Die französische Literaturnobelpreisträgerin Annie Ernaux unterstützt einen Boykott-Aufruf.

Der Streik von Kulturschaffenden gegen die deutsche Haltung im Nahost-Konflikt wird vielfach kritisiert.

Die französische Literaturnobelpreisträgerin Annie Ernaux unterstützt einen Boykott-Aufruf von staatlichen Kulturveranstaltungen in Deutschland. Der Suhrkamp Verlag bestätigte das der „Frankfurter Allgemeinen Zeitung“ und teilte mit, dass sich die 83-Jährige nicht weiter dazu äußern wolle. Zuvor hatten mehrere Medien berichtet.

Der Aufruf namens „Strike Germany“ richtet sich an internationale Kulturschaffende. Es wird unter anderem der Boykott von Veranstaltungen deutscher Kultureinrichtungen gefordert.

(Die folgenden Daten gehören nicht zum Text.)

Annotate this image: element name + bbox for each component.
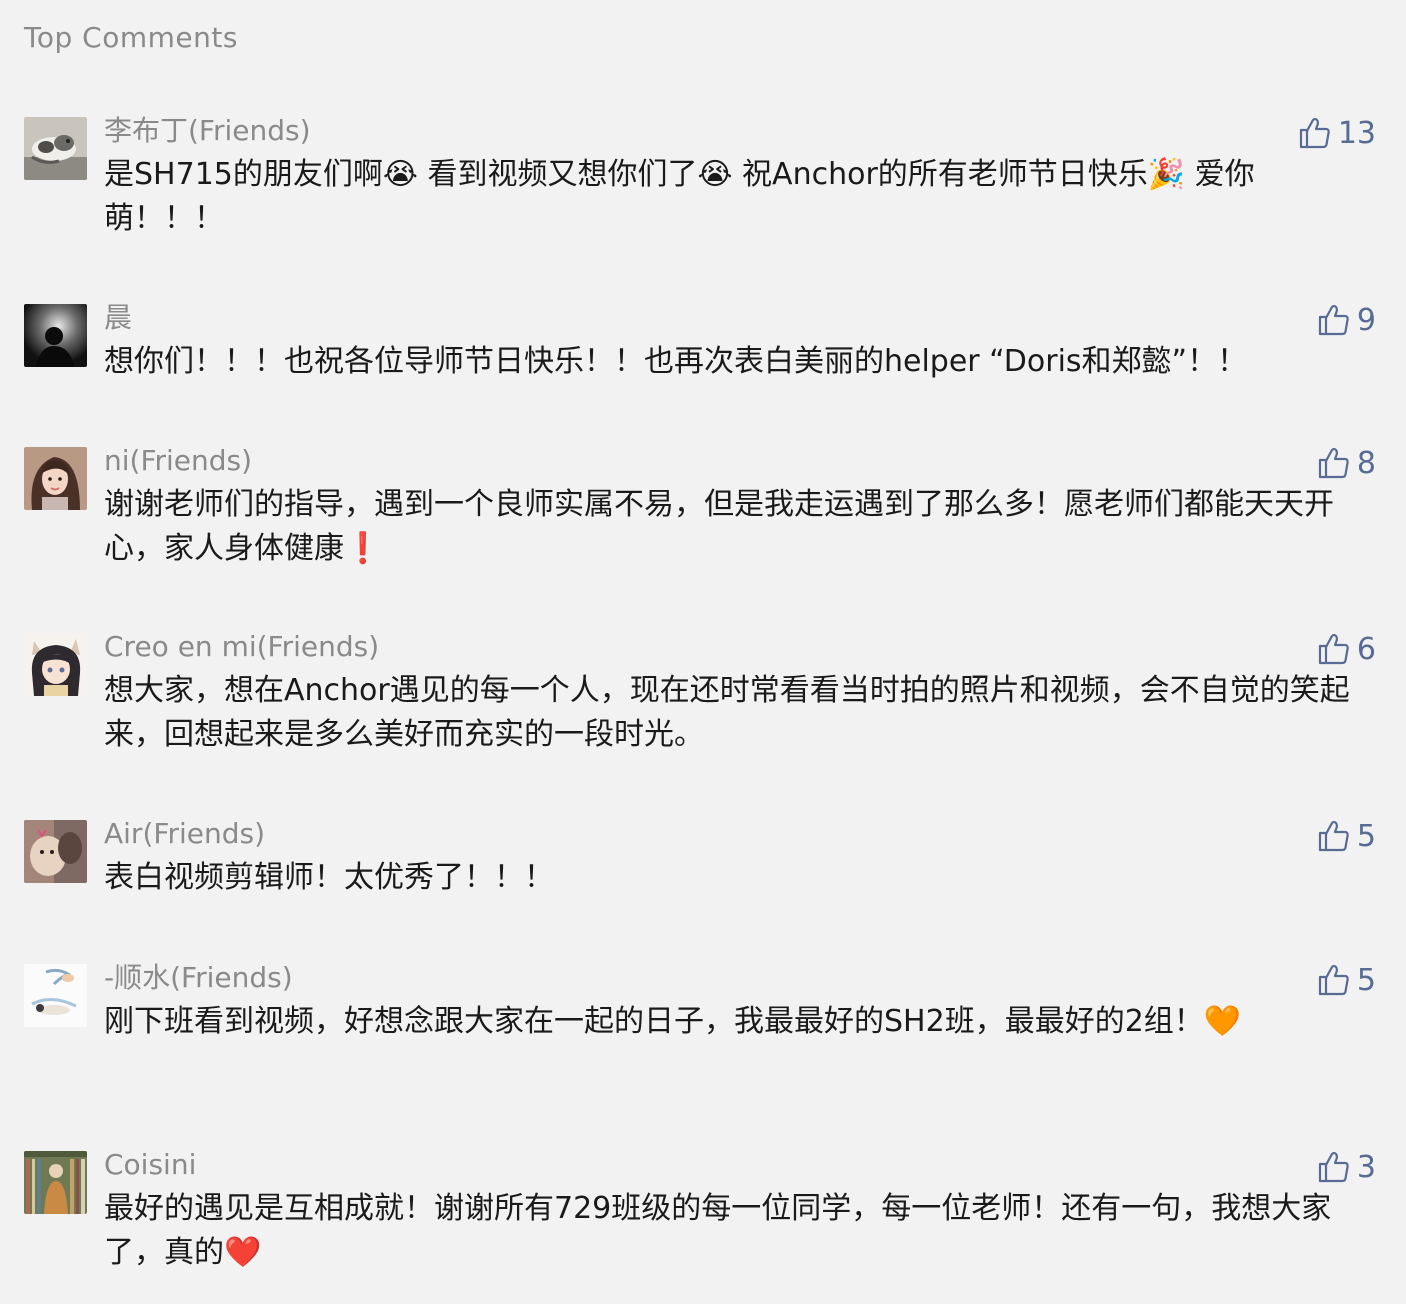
like-button[interactable]: 5 <box>1317 960 1376 1000</box>
bookshelf-avatar-icon <box>24 1151 87 1214</box>
cat-avatar-icon <box>24 117 87 180</box>
commenter-name[interactable]: Creo en mi(Friends) <box>104 629 379 665</box>
avatar[interactable] <box>24 117 87 180</box>
thumbs-up-icon <box>1318 964 1349 996</box>
comment-text: 刚下班看到视频，好想念跟大家在一起的日子，我最最好的SH2班，最最好的2组！🧡 <box>104 1004 1242 1039</box>
commenter-name[interactable]: -顺水(Friends) <box>104 960 293 996</box>
comment-text: 是SH715的朋友们啊😭 看到视频又想你们了😭 祝Anchor的所有老师节日快乐… <box>104 157 1255 236</box>
comment-text: 谢谢老师们的指导，遇到一个良师实属不易，但是我走运遇到了那么多！愿老师们都能天天… <box>104 487 1334 566</box>
silhouette-avatar-icon <box>24 304 87 367</box>
avatar[interactable] <box>24 964 87 1027</box>
girl-portrait-avatar-icon <box>24 447 87 510</box>
thumbs-up-icon <box>1318 1151 1349 1183</box>
section-title: Top Comments <box>24 21 238 54</box>
comment-text: 想你们！！！也祝各位导师节日快乐！！也再次表白美丽的helper “Doris和… <box>104 344 1248 379</box>
avatar[interactable] <box>24 447 87 510</box>
like-count: 9 <box>1356 302 1376 338</box>
like-button[interactable]: 9 <box>1317 300 1376 340</box>
like-button[interactable]: 13 <box>1298 113 1376 153</box>
like-button[interactable]: 3 <box>1317 1147 1376 1187</box>
commenter-name[interactable]: Air(Friends) <box>104 816 265 852</box>
avatar[interactable] <box>24 633 87 696</box>
like-count: 8 <box>1356 445 1376 481</box>
like-button[interactable]: 5 <box>1317 816 1376 856</box>
commenter-name[interactable]: 李布丁(Friends) <box>104 113 311 149</box>
comment-text: 想大家，想在Anchor遇见的每一个人，现在还时常看看当时拍的照片和视频，会不自… <box>104 673 1350 752</box>
like-count: 5 <box>1356 818 1376 854</box>
avatar[interactable] <box>24 1151 87 1214</box>
anime-cat-girl-avatar-icon <box>24 633 87 696</box>
thumbs-up-icon <box>1318 447 1349 479</box>
sketch-cats-avatar-icon <box>24 964 87 1027</box>
like-count: 5 <box>1356 962 1376 998</box>
avatar[interactable] <box>24 304 87 367</box>
commenter-name[interactable]: ni(Friends) <box>104 443 252 479</box>
puppy-avatar-icon <box>24 820 87 883</box>
avatar[interactable] <box>24 820 87 883</box>
like-count: 6 <box>1356 631 1376 667</box>
like-button[interactable]: 8 <box>1317 443 1376 483</box>
like-count: 13 <box>1337 115 1376 151</box>
comment-text: 最好的遇见是互相成就！谢谢所有729班级的每一位同学，每一位老师！还有一句，我想… <box>104 1191 1332 1270</box>
like-count: 3 <box>1356 1149 1376 1185</box>
comment-text: 表白视频剪辑师！太优秀了！！！ <box>104 860 554 895</box>
commenter-name[interactable]: Coisini <box>104 1147 196 1183</box>
commenter-name[interactable]: 晨 <box>104 300 132 336</box>
thumbs-up-icon <box>1318 820 1349 852</box>
thumbs-up-icon <box>1299 117 1330 149</box>
like-button[interactable]: 6 <box>1317 629 1376 669</box>
thumbs-up-icon <box>1318 633 1349 665</box>
thumbs-up-icon <box>1318 304 1349 336</box>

„Strike Germany“ fordert präzisere Antisemitismus-Definition

„Strike Germany“ kritisiert die deutsche Haltung im Nahost-Konflikt. Speziell die Unterstützung Israels und die fehlende Solidarität mit der palästinensischen Bevölkerung. Die Boykott-Bewegung wirft Deutschland vor, die Meinungs- und Kunstfreiheit zu unterdrücken. Speziell, wenn staatlich subventionierte Kultureinrichtungen sich Informationen über etwaige öffentliche Äußerungen von Kunstschaffenden gegen Israel einholen.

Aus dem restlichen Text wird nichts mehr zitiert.